The Telecommunications (Interception and Access) Amendment (Data Retention) Bill 2015 (Cth) (Data Retention Bill) is now law in Australia after stumbling its way through the lower house and senate last week despite vocal public opposition, such as Get-Up’s ‘Citizens Not Suspects’ petition, and warnings from industry groups about the high price for mandatory data retention.

Data retention obligation

Now that the laws have passed, industry players need to quickly come to terms with their new data retention obligations. Telecommunications or internet service providers (service providers) will be required to retain their customers’ metadata for two years.

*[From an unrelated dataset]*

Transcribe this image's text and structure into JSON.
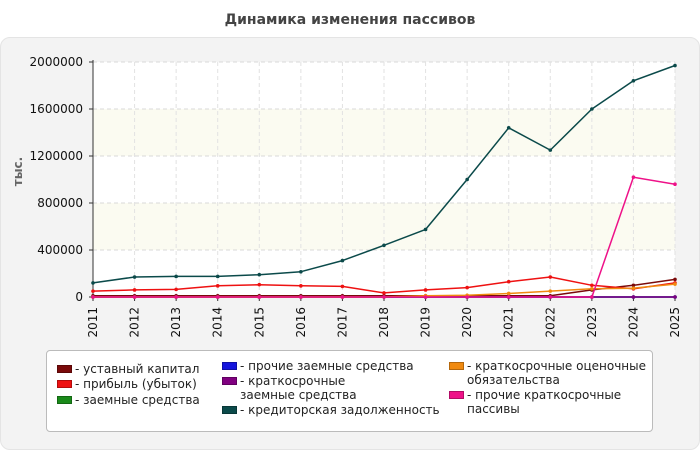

Metadata that service providers must keep includes:

·         account and service information

·         source of a communication

·         destination of a communication

·         date, time and duration of a communication

·         type of a communication or of a relevant service used in connection with a communication

·         location of equipment, or a line, used in connection with a communication.

Service providers must keep the metadata confidential by encrypting the information and protecting it from unauthorised interference or access.

Deadlines?

While there is no deadline stipulated under the Data Retention Bill for the service provider to lodge a Plan, if a service provider does not have a Plan approved by the date that is six months from the Royal Assent of the Bill, it will have to be fully compliant with the new laws at that time.

Penalties for non-compliance

Penalties for non-compliance include fines up to $250,000 for each breach of key provisions of the new data retention laws. Additionally, an authorised officer may issue an infringement notice if the officer believes that a breach has occurred.